London, June 24, 2026, 10:05 (BST)
Rio Tinto shares fell 0.6% to 7,224 pence by 0945 BST on Wednesday, extending Tuesday’s 3.3% slide. The FTSE 100 was near flat in delayed data. Rio was trading about 21% below its May 27 peak of 9,117 pence.
Jérôme Pécresse, head of Rio’s aluminium and lithium business, told Reuters that lithium should grow faster than the miner’s other divisions as it works towards annual capacity of 200,000 metric tons by 2028. “We want to show that we can build on time and on budget. That’s taking up 90% of my time,” he said. Rio plans to favour cheaper-to-run assets and contracts with minimum and maximum prices. Albemarle remains the world’s largest lithium producer, though Pécresse said Rio was seeking scale with customers rather than the top ranking. Reuters
The nearer test is this year’s output. Rio produced 12,700 tons of lithium carbonate equivalent, or LCE, in the first quarter. LCE is a common measure used to compare different lithium products. The company kept 2026 guidance at 61,000 to 64,000 tons and said Fenix 1B and Sal de Vida were due to start production in the second half.
At the 62,500-ton midpoint, Rio must produce another 49,800 tons over the next three quarters.
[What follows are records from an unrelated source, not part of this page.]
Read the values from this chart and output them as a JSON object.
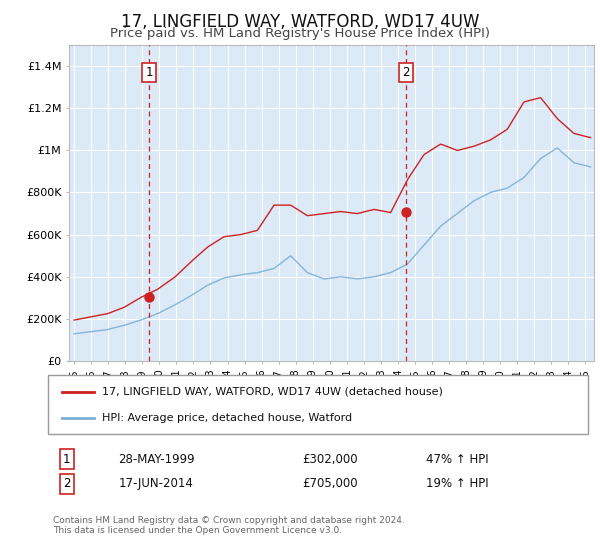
{
  "title": "17, LINGFIELD WAY, WATFORD, WD17 4UW",
  "subtitle": "Price paid vs. HM Land Registry's House Price Index (HPI)",
  "title_fontsize": 12,
  "subtitle_fontsize": 9.5,
  "ylim": [
    0,
    1500000
  ],
  "yticks": [
    0,
    200000,
    400000,
    600000,
    800000,
    1000000,
    1200000,
    1400000
  ],
  "ytick_labels": [
    "£0",
    "£200K",
    "£400K",
    "£600K",
    "£800K",
    "£1M",
    "£1.2M",
    "£1.4M"
  ],
  "xlim_start": 1994.7,
  "xlim_end": 2025.5,
  "fig_bg_color": "#ffffff",
  "plot_bg_color": "#dce9f7",
  "grid_color": "#ffffff",
  "sale1_date": 1999.4,
  "sale1_price": 302000,
  "sale2_date": 2014.46,
  "sale2_price": 705000,
  "hpi_color": "#7bafd4",
  "price_color": "#cc2222",
  "sale_marker_color": "#cc2222",
  "vline_color": "#cc2222",
  "legend_label_price": "17, LINGFIELD WAY, WATFORD, WD17 4UW (detached house)",
  "legend_label_hpi": "HPI: Average price, detached house, Watford",
  "copyright_text": "Contains HM Land Registry data © Crown copyright and database right 2024.\nThis data is licensed under the Open Government Licence v3.0.",
  "hpi_key_values": [
    130000,
    140000,
    150000,
    170000,
    195000,
    225000,
    265000,
    310000,
    360000,
    395000,
    410000,
    420000,
    440000,
    500000,
    420000,
    390000,
    400000,
    390000,
    400000,
    420000,
    460000,
    550000,
    640000,
    700000,
    760000,
    800000,
    820000,
    870000,
    960000,
    1010000,
    940000,
    920000
  ],
  "red_key_values": [
    195000,
    210000,
    225000,
    255000,
    302000,
    340000,
    395000,
    470000,
    540000,
    590000,
    600000,
    620000,
    740000,
    740000,
    690000,
    700000,
    710000,
    700000,
    720000,
    705000,
    860000,
    980000,
    1030000,
    1000000,
    1020000,
    1050000,
    1100000,
    1230000,
    1250000,
    1150000,
    1080000,
    1060000
  ]
}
That works out at 16,600 tons a quarter, about 31% above its first-quarter pace, according to a calculation from company data.
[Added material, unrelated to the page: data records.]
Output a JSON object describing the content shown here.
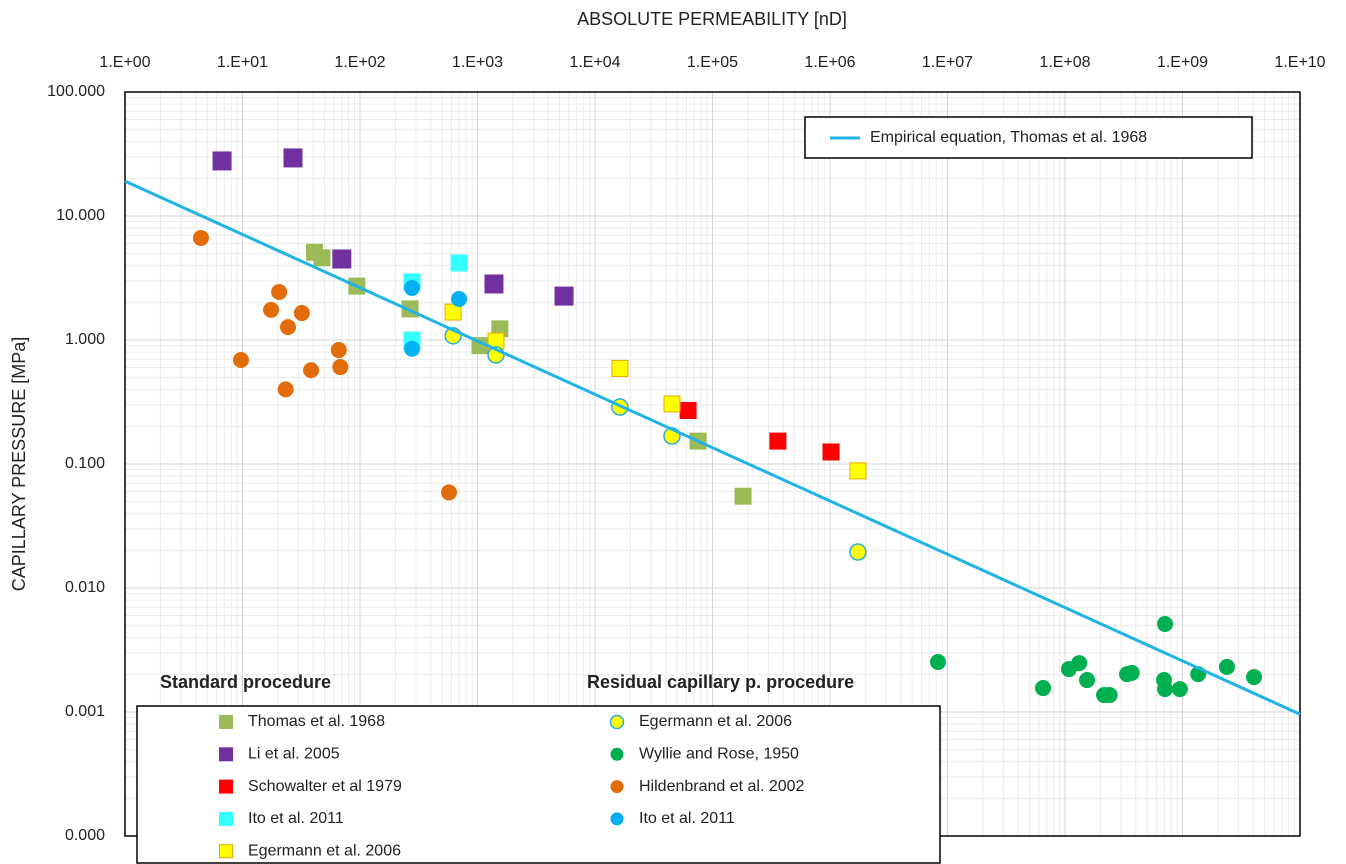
{
  "chart_data": {
    "type": "scatter",
    "x_label": "ABSOLUTE PERMEABILITY [nD]",
    "y_label": "CAPILLARY PRESSURE [MPa]",
    "xscale": "log",
    "yscale": "log",
    "grid": true,
    "minor_grid": true,
    "xlim": [
      1,
      10000000000
    ],
    "ylim": [
      0.0001,
      100
    ],
    "xticks": [
      {
        "value": 1,
        "label": "1.E+00"
      },
      {
        "value": 10,
        "label": "1.E+01"
      },
      {
        "value": 100,
        "label": "1.E+02"
      },
      {
        "value": 1000,
        "label": "1.E+03"
      },
      {
        "value": 10000,
        "label": "1.E+04"
      },
      {
        "value": 100000,
        "label": "1.E+05"
      },
      {
        "value": 1000000,
        "label": "1.E+06"
      },
      {
        "value": 10000000,
        "label": "1.E+07"
      },
      {
        "value": 100000000,
        "label": "1.E+08"
      },
      {
        "value": 1000000000,
        "label": "1.E+09"
      },
      {
        "value": 10000000000,
        "label": "1.E+10"
      }
    ],
    "yticks": [
      {
        "value": 0.0001,
        "label": "0.000"
      },
      {
        "value": 0.001,
        "label": "0.001"
      },
      {
        "value": 0.01,
        "label": "0.010"
      },
      {
        "value": 0.1,
        "label": "0.100"
      },
      {
        "value": 1,
        "label": "1.000"
      },
      {
        "value": 10,
        "label": "10.000"
      },
      {
        "value": 100,
        "label": "100.000"
      }
    ],
    "annotations": [
      {
        "text": "Standard procedure"
      },
      {
        "text": "Residual capillary p. procedure"
      }
    ],
    "series": [
      {
        "name": "Thomas et al. 1968",
        "marker": "square",
        "color": "#9bbb59",
        "x": [
          41,
          47.5,
          94,
          267,
          1550,
          1050,
          75300,
          182000
        ],
        "values": [
          5.1,
          4.6,
          2.72,
          1.78,
          1.23,
          0.9,
          0.153,
          0.055
        ]
      },
      {
        "name": "Li et al. 2005",
        "marker": "square",
        "color": "#7030a0",
        "x": [
          6.7,
          26.9,
          70,
          1380,
          5450
        ],
        "values": [
          27.8,
          29.4,
          4.5,
          2.83,
          2.26
        ]
      },
      {
        "name": "Schowalter et al 1979",
        "marker": "square",
        "color": "#ff0000",
        "x": [
          62000,
          360000,
          1020000
        ],
        "values": [
          0.27,
          0.153,
          0.125
        ]
      },
      {
        "name": "Ito et al. 2011",
        "marker": "square",
        "color": "#33ffff",
        "x": [
          277,
          697,
          277
        ],
        "values": [
          2.94,
          4.18,
          1.0
        ]
      },
      {
        "name": "Egermann et al. 2006",
        "marker": "square",
        "color": "#ffff00",
        "edgecolor": "#e8a800",
        "x": [
          620,
          1436,
          16300,
          45200,
          1730000
        ],
        "values": [
          1.68,
          0.98,
          0.59,
          0.305,
          0.088
        ]
      },
      {
        "name": "Egermann et al. 2006",
        "marker": "circle",
        "color": "#ffff00",
        "edgecolor": "#29abe2",
        "x": [
          620,
          1436,
          16300,
          45200,
          1730000
        ],
        "values": [
          1.08,
          0.757,
          0.288,
          0.168,
          0.0195
        ]
      },
      {
        "name": "Wyllie and Rose, 1950",
        "marker": "circle",
        "color": "#00b050",
        "x": [
          8300000,
          65000000,
          108000000,
          132000000,
          154000000,
          215000000,
          240000000,
          337000000,
          370000000,
          696000000,
          710000000,
          710000000,
          950000000,
          1360000000,
          2390000000,
          4060000000
        ],
        "values": [
          0.00253,
          0.00156,
          0.00222,
          0.00248,
          0.00181,
          0.00137,
          0.00137,
          0.00202,
          0.00207,
          0.00181,
          0.00153,
          0.00513,
          0.00153,
          0.00202,
          0.00231,
          0.00191
        ]
      },
      {
        "name": "Hildenbrand et al. 2002",
        "marker": "circle",
        "color": "#e36c0a",
        "x": [
          4.43,
          9.7,
          17.5,
          20.5,
          24.4,
          23.3,
          32,
          38.3,
          66,
          68,
          572
        ],
        "values": [
          6.65,
          0.69,
          1.75,
          2.44,
          1.27,
          0.4,
          1.65,
          0.57,
          0.83,
          0.605,
          0.059
        ]
      },
      {
        "name": "Ito et al. 2011",
        "marker": "circle",
        "color": "#00b0f0",
        "x": [
          697,
          277,
          277
        ],
        "values": [
          2.14,
          2.63,
          0.85
        ]
      },
      {
        "name": "Empirical equation, Thomas et al. 1968",
        "marker": "line",
        "color": "#1fb3e8",
        "x": [
          1,
          10000000000
        ],
        "values": [
          19.1,
          0.00096
        ]
      }
    ]
  }
}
The 200,000-ton figure is capacity rather than promised production. Even so, using the 2026 guidance midpoint as the base implies average annual growth of nearly 79% through 2028. A quarter at full capacity would equal 50,000 tons, almost four times first-quarter output. The comparison is not like-for-like and should not be read as a sales forecast, but it sets out the size of the start-up job behind Rio’s $6.7 billion Arcadium purchase.
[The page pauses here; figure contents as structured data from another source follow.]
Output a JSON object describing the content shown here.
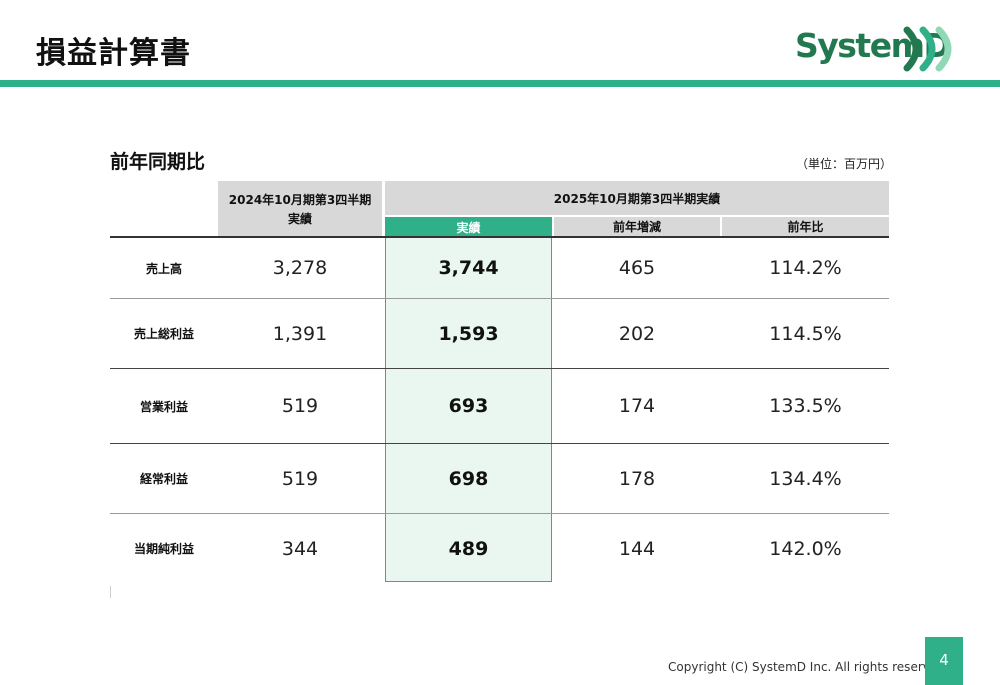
{
  "page": {
    "title": "損益計算書",
    "logo_text": "SystemD",
    "accent_color": "#2fb089",
    "page_number": "4",
    "copyright": "Copyright (C) SystemD Inc. All rights reserved."
  },
  "section": {
    "title": "前年同期比",
    "unit": "（単位：百万円）"
  },
  "table": {
    "header_prev_line1": "2024年10月期第3四半期",
    "header_prev_line2": "実績",
    "header_current": "2025年10月期第3四半期実績",
    "col_actual": "実績",
    "col_diff": "前年増減",
    "col_ratio": "前年比",
    "rows": [
      {
        "label": "売上高",
        "prev": "3,278",
        "actual": "3,744",
        "diff": "465",
        "ratio": "114.2%"
      },
      {
        "label": "売上総利益",
        "prev": "1,391",
        "actual": "1,593",
        "diff": "202",
        "ratio": "114.5%"
      },
      {
        "label": "営業利益",
        "prev": "519",
        "actual": "693",
        "diff": "174",
        "ratio": "133.5%"
      },
      {
        "label": "経常利益",
        "prev": "519",
        "actual": "698",
        "diff": "178",
        "ratio": "134.4%"
      },
      {
        "label": "当期純利益",
        "prev": "344",
        "actual": "489",
        "diff": "144",
        "ratio": "142.0%"
      }
    ]
  }
}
The balance sheet raises the stakes. Rio ended 2025 with net debt — debt less cash — of $14.36 billion, up from $5.49 billion a year earlier. Free cash flow, the cash left after capital spending, fell 28% to $4.03 billion. That leaves less room for delayed projects before shareholders start questioning the return from lithium.
Prices offer some help, but little certainty. A CME lithium hydroxide futures contract had risen 86% this year and moved above $20,000 a ton by early June. BNP Paribas still expected supply to exceed demand this year and next, Reuters columnist Andy Home reported, as higher prices draw idled production back into the market.
But execution remains the main risk. Rio’s expansion relies on new projects and direct lithium extraction, technology that separates lithium directly from brine. If the planned second-half starts slip while electric-vehicle demand softens, some capacity could sit idle. A faster return of Chinese supply would put prices under fresh pressure. Contract minimums may cushion that outcome, but would not remove it.
Rio also said it was testing Caterpillar battery-electric haul trucks with rival BHP at the Jimblebar iron ore mine. The next stage will examine charging trucks while they are moving. Rio iron ore chief Matthew Holcz said: “This trial will give us real-world data in some of the most demanding operating conditions on earth.” The programme is still an early technical test rather than an earnings driver. Rio Tinto
Rio’s second-quarter operations review on July 15 will provide the first hard check on the lithium ramp. Half-year results follow on July 29.